Your machine is new enough not to have shipped with any ISA cards (or slots, probably), so I am assuming that your modem is a Winmodem, and is a PCI card.
If you post the make and model of your SCSI card, I'll take a look at that, but I am going to assume it must also be a PCI card.
PCI cards plug into the newer small white expansion card slots. The far older ISA cards plug in to a longer black slot, usually located on the far end of the PCI card sockets. Modern machines no longer include the old, slow, and non plug-and-play ISA slots.
My guess is that the paperPort software commandeered the IRQ previously used by the modem, or hijacked the address range it was using for I/O operations, or both.
Try this...
From the device manager (Start->Control Panel->System->Device Manager), uninstall the modem. (Don't physically pull it, just uninstall it's driver.)

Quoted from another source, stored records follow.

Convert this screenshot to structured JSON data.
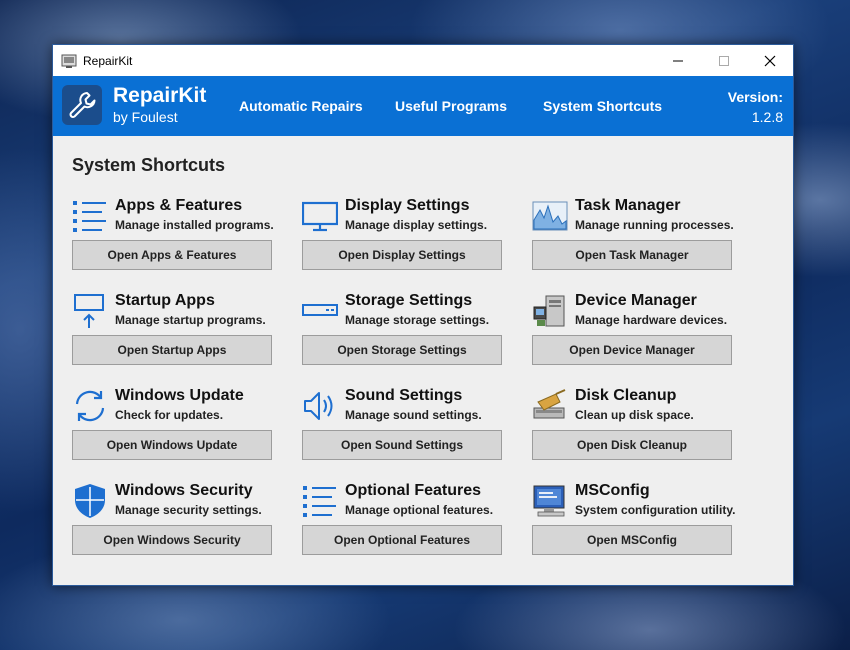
{
  "window": {
    "title": "RepairKit",
    "controls": [
      "minimize-icon",
      "maximize-icon",
      "close-icon"
    ]
  },
  "header": {
    "app_name": "RepairKit",
    "byline": "by Foulest",
    "nav": [
      "Automatic Repairs",
      "Useful Programs",
      "System Shortcuts"
    ],
    "version_label": "Version:",
    "version_number": "1.2.8",
    "accent_color": "#0a70d4"
  },
  "main": {
    "section_title": "System Shortcuts",
    "cards": [
      {
        "title": "Apps & Features",
        "desc": "Manage installed programs.",
        "button": "Open Apps & Features",
        "icon": "list-icon"
      },
      {
        "title": "Display Settings",
        "desc": "Manage display settings.",
        "button": "Open Display Settings",
        "icon": "monitor-icon"
      },
      {
        "title": "Task Manager",
        "desc": "Manage running processes.",
        "button": "Open Task Manager",
        "icon": "performance-graph-icon"
      },
      {
        "title": "Startup Apps",
        "desc": "Manage startup programs.",
        "button": "Open Startup Apps",
        "icon": "startup-icon"
      },
      {
        "title": "Storage Settings",
        "desc": "Manage storage settings.",
        "button": "Open Storage Settings",
        "icon": "drive-icon"
      },
      {
        "title": "Device Manager",
        "desc": "Manage hardware devices.",
        "button": "Open Device Manager",
        "icon": "device-manager-icon"
      },
      {
        "title": "Windows Update",
        "desc": "Check for updates.",
        "button": "Open Windows Update",
        "icon": "refresh-icon"
      },
      {
        "title": "Sound Settings",
        "desc": "Manage sound settings.",
        "button": "Open Sound Settings",
        "icon": "speaker-icon"
      },
      {
        "title": "Disk Cleanup",
        "desc": "Clean up disk space.",
        "button": "Open Disk Cleanup",
        "icon": "disk-cleanup-icon"
      },
      {
        "title": "Windows Security",
        "desc": "Manage security settings.",
        "button": "Open Windows Security",
        "icon": "shield-icon"
      },
      {
        "title": "Optional Features",
        "desc": "Manage optional features.",
        "button": "Open Optional Features",
        "icon": "list-icon"
      },
      {
        "title": "MSConfig",
        "desc": "System configuration utility.",
        "button": "Open MSConfig",
        "icon": "msconfig-icon"
      }
    ]
  }
}
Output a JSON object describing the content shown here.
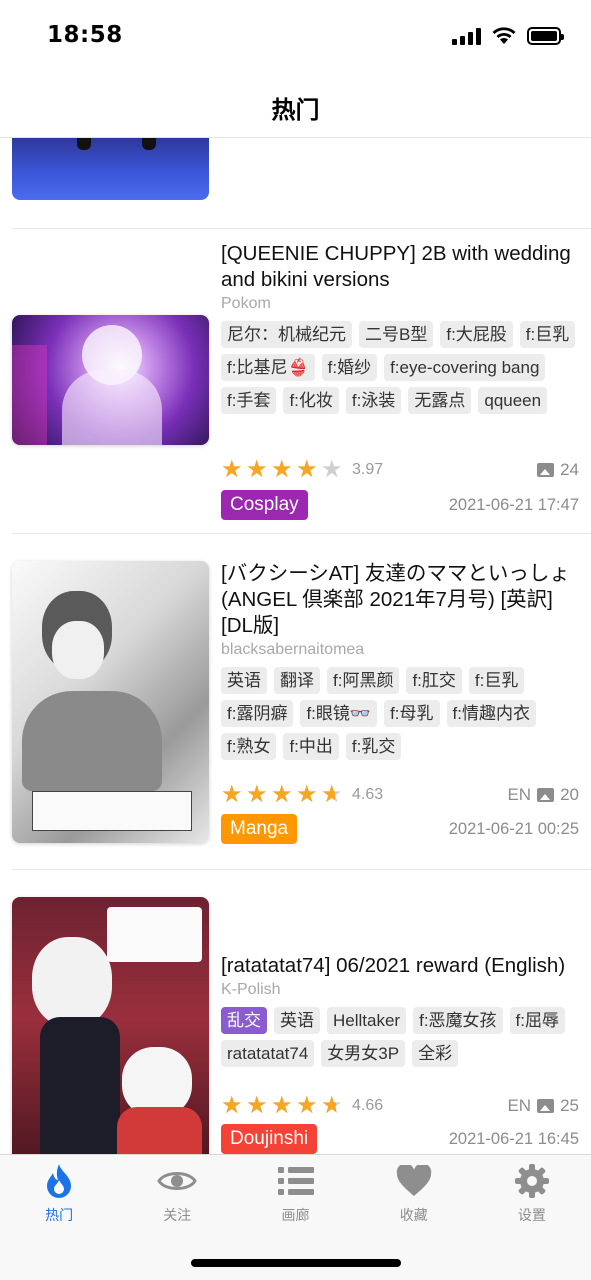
{
  "status_bar": {
    "time": "18:58"
  },
  "header": {
    "title": "热门"
  },
  "items": [
    {
      "title": "[QUEENIE CHUPPY] 2B with wedding and bikini versions",
      "uploader": "Pokom",
      "tags": [
        "尼尔：机械纪元",
        "二号B型",
        "f:大屁股",
        "f:巨乳",
        "f:比基尼👙",
        "f:婚纱",
        "f:eye-covering bang",
        "f:手套",
        "f:化妆",
        "f:泳装",
        "无露点",
        "qqueen"
      ],
      "rating": "3.97",
      "rating_value": 3.97,
      "language": "",
      "pages": "24",
      "category": "Cosplay",
      "category_color": "#9c27b0",
      "date": "2021-06-21 17:47"
    },
    {
      "title": "[バクシーシAT] 友達のママといっしょ (ANGEL 倶楽部 2021年7月号) [英訳] [DL版]",
      "uploader": "blacksabernaitomea",
      "tags": [
        "英语",
        "翻译",
        "f:阿黑颜",
        "f:肛交",
        "f:巨乳",
        "f:露阴癖",
        "f:眼镜👓",
        "f:母乳",
        "f:情趣内衣",
        "f:熟女",
        "f:中出",
        "f:乳交"
      ],
      "rating": "4.63",
      "rating_value": 4.63,
      "language": "EN",
      "pages": "20",
      "category": "Manga",
      "category_color": "#ff9800",
      "date": "2021-06-21 00:25"
    },
    {
      "title": "[ratatatat74] 06/2021 reward (English)",
      "uploader": "K-Polish",
      "tags": [
        "乱交",
        "英语",
        "Helltaker",
        "f:恶魔女孩",
        "f:屈辱",
        "ratatatat74",
        "女男女3P",
        "全彩"
      ],
      "highlight_tag_color": "#8a5ccf",
      "rating": "4.66",
      "rating_value": 4.66,
      "language": "EN",
      "pages": "25",
      "category": "Doujinshi",
      "category_color": "#f44336",
      "date": "2021-06-21 16:45"
    }
  ],
  "tab_bar": {
    "tabs": [
      {
        "label": "热门",
        "icon": "flame-icon",
        "active": true
      },
      {
        "label": "关注",
        "icon": "eye-icon",
        "active": false
      },
      {
        "label": "画廊",
        "icon": "list-icon",
        "active": false
      },
      {
        "label": "收藏",
        "icon": "heart-icon",
        "active": false
      },
      {
        "label": "设置",
        "icon": "gear-icon",
        "active": false
      }
    ],
    "active_color": "#1a73e8",
    "inactive_color": "#8e8e8e"
  }
}
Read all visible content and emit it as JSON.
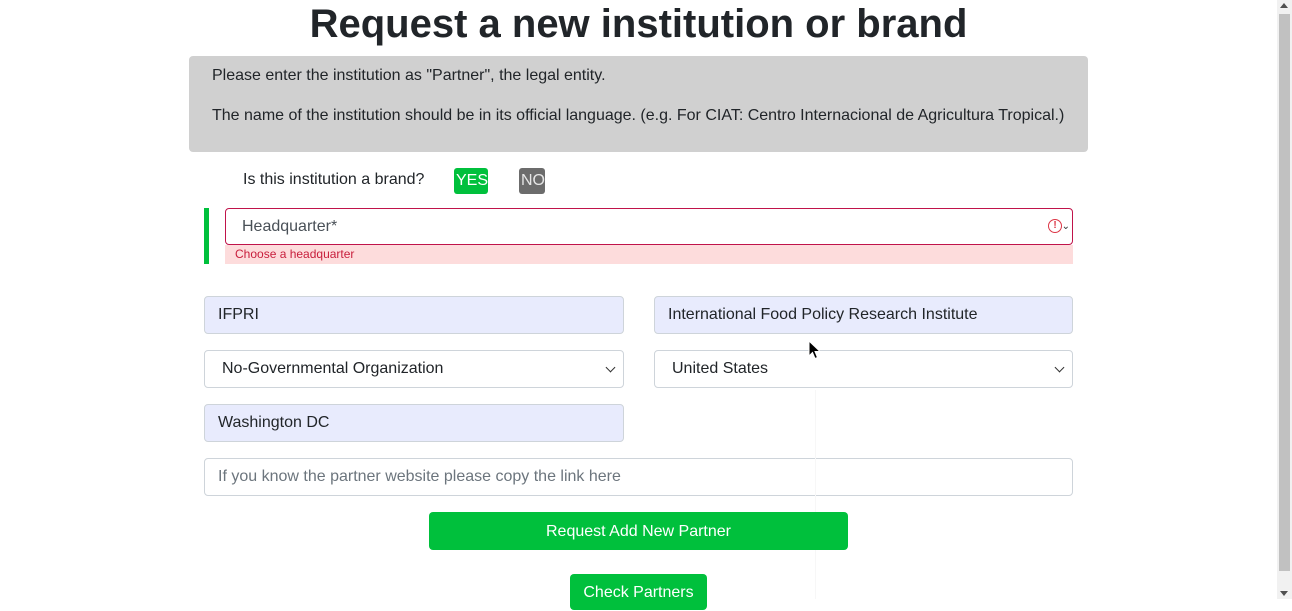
{
  "page": {
    "title": "Request a new institution or brand"
  },
  "info": {
    "line1": "Please enter the institution as \"Partner\", the legal entity.",
    "line2": "The name of the institution should be in its official language. (e.g. For CIAT: Centro Internacional de Agricultura Tropical.)"
  },
  "brand": {
    "question": "Is this institution a brand?",
    "yes_label": "YES",
    "no_label": "NO",
    "selected": "YES"
  },
  "headquarter": {
    "placeholder": "Headquarter*",
    "error": "Choose a headquarter",
    "alert_glyph": "!"
  },
  "form": {
    "acronym": "IFPRI",
    "name": "International Food Policy Research Institute",
    "institution_type": "No-Governmental Organization",
    "country": "United States",
    "city": "Washington DC",
    "website_placeholder": "If you know the partner website please copy the link here"
  },
  "actions": {
    "request_label": "Request Add New Partner",
    "check_label": "Check Partners"
  },
  "colors": {
    "accent_green": "#00c03c",
    "error_red": "#c0134a",
    "info_gray": "#d0d0d0",
    "filled_field": "#e8ebfd"
  }
}
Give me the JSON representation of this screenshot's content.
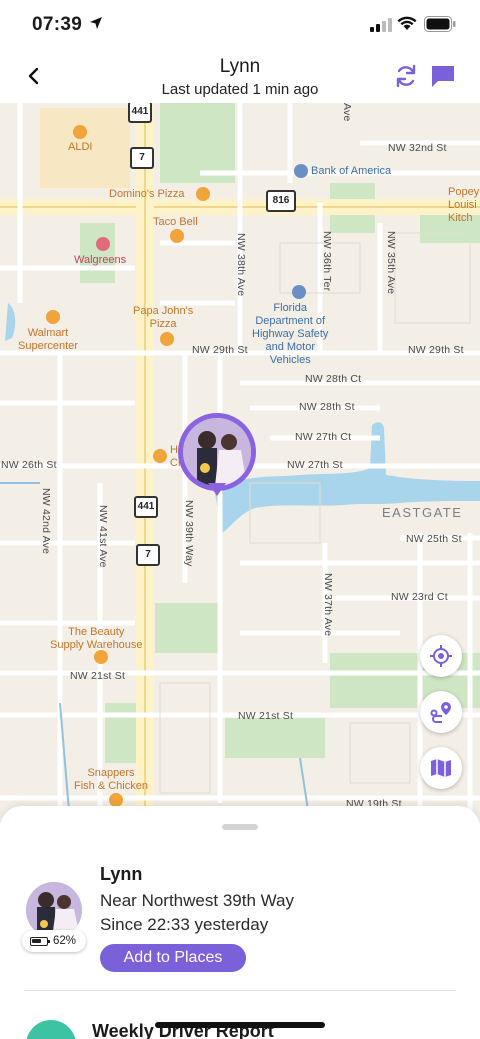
{
  "status_bar": {
    "time": "07:39",
    "battery_icon": "battery-full-icon",
    "wifi_icon": "wifi-icon",
    "signal_icon": "cellular-signal-icon"
  },
  "header": {
    "title": "Lynn",
    "subtitle": "Last updated 1 min ago",
    "accent_color": "#7b61d9"
  },
  "map": {
    "pois": {
      "aldi": "ALDI",
      "dominos": "Domino's Pizza",
      "taco_bell": "Taco Bell",
      "walgreens": "Walgreens",
      "papa_johns": "Papa John's\nPizza",
      "walmart": "Walmart\nSupercenter",
      "bank_of_america": "Bank of America",
      "popeyes": "Popey\nLouisi\nKitch",
      "fl_dept": "Florida\nDepartment of\nHighway Safety\nand Motor\nVehicles",
      "beauty_supply": "The Beauty\nSupply Warehouse",
      "snappers": "Snappers\nFish & Chicken",
      "h_ch": "H\nCh"
    },
    "streets": {
      "nw_32nd": "NW 32nd St",
      "nw_29th_a": "NW 29th St",
      "nw_29th_b": "NW 29th St",
      "nw_28th_ct": "NW 28th Ct",
      "nw_28th_st": "NW 28th St",
      "nw_27th_ct": "NW 27th Ct",
      "nw_27th_st": "NW 27th St",
      "nw_26th_st": "NW 26th St",
      "nw_25th_st": "NW 25th St",
      "nw_23rd_ct": "NW 23rd Ct",
      "nw_21st_a": "NW 21st St",
      "nw_21st_b": "NW 21st St",
      "nw_19th": "NW 19th St",
      "nw_38th_ave": "NW 38th Ave",
      "nw_36th_ter": "NW 36th Ter",
      "nw_35th_ave": "NW 35th Ave",
      "nw_42nd_ave": "NW 42nd Ave",
      "nw_41st_ave": "NW 41st Ave",
      "nw_39th_way": "NW 39th Way",
      "nw_37th_ave": "NW 37th Ave",
      "ave_top": "Ave"
    },
    "shields": {
      "us441_a": "441",
      "fl7_a": "7",
      "fl816": "816",
      "us441_b": "441",
      "fl7_b": "7"
    },
    "area": "EASTGATE"
  },
  "buttons": {
    "locate_icon": "crosshair-icon",
    "directions_icon": "route-pin-icon",
    "map_type_icon": "map-icon"
  },
  "member": {
    "name": "Lynn",
    "location": "Near Northwest 39th Way",
    "since": "Since 22:33 yesterday",
    "battery": "62%",
    "battery_level": 0.62,
    "add_places_label": "Add to Places"
  },
  "report": {
    "title": "Weekly Driver Report"
  }
}
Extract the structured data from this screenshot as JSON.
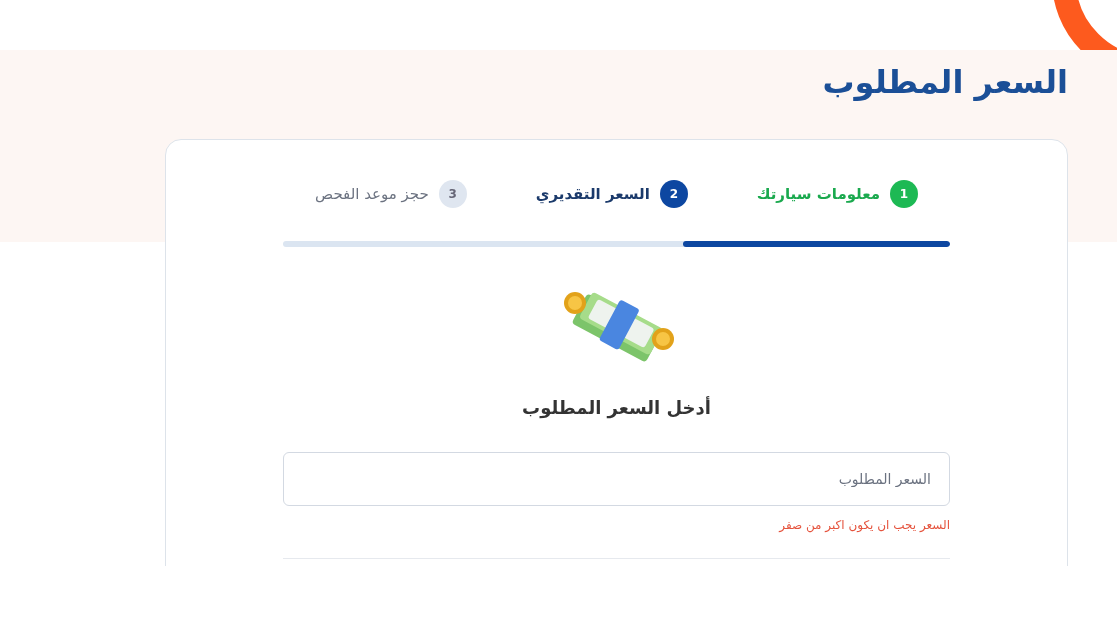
{
  "page_title": "السعر المطلوب",
  "steps": [
    {
      "number": "1",
      "label": "معلومات سيارتك",
      "kind": "done"
    },
    {
      "number": "2",
      "label": "السعر التقديري",
      "kind": "current"
    },
    {
      "number": "3",
      "label": "حجز موعد الفحص",
      "kind": "pending"
    }
  ],
  "progress": {
    "level": 0.4
  },
  "form": {
    "heading": "أدخل السعر المطلوب",
    "price_field": {
      "placeholder": "السعر المطلوب"
    },
    "error": "السعر يجب ان يكون اكبر من صفر"
  }
}
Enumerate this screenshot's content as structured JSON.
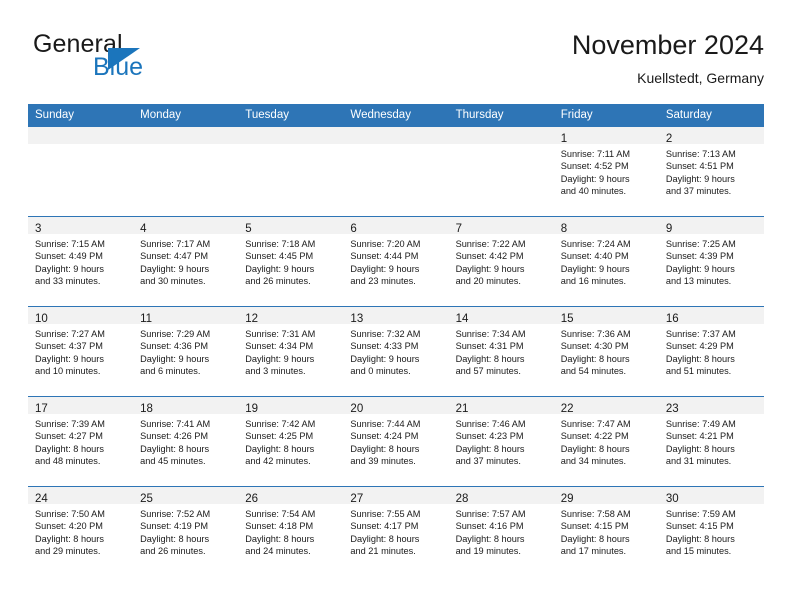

Re-boot and let Windows find the modem again. When it discovers it again, it will assign it resources. These will be different from the originals which were hijacked. If my hypothesis on the IRQ and I/O switch were correct, your modem should now work. If not, no harm will be done.
If that fails, you'll need to have someone take a look at what happened and back it out.
Were the SCSI card drivers part of the PaperPort install disk you ran? If not, I can't see that installing the app first would be a good idea. It won't have an interface to bind to.
Let me know what happens.
You might want to use the Device Manager to take a look at assigned IRQs and see if you are full up, and determine from the list whether IRQ sharing is working if it is needed.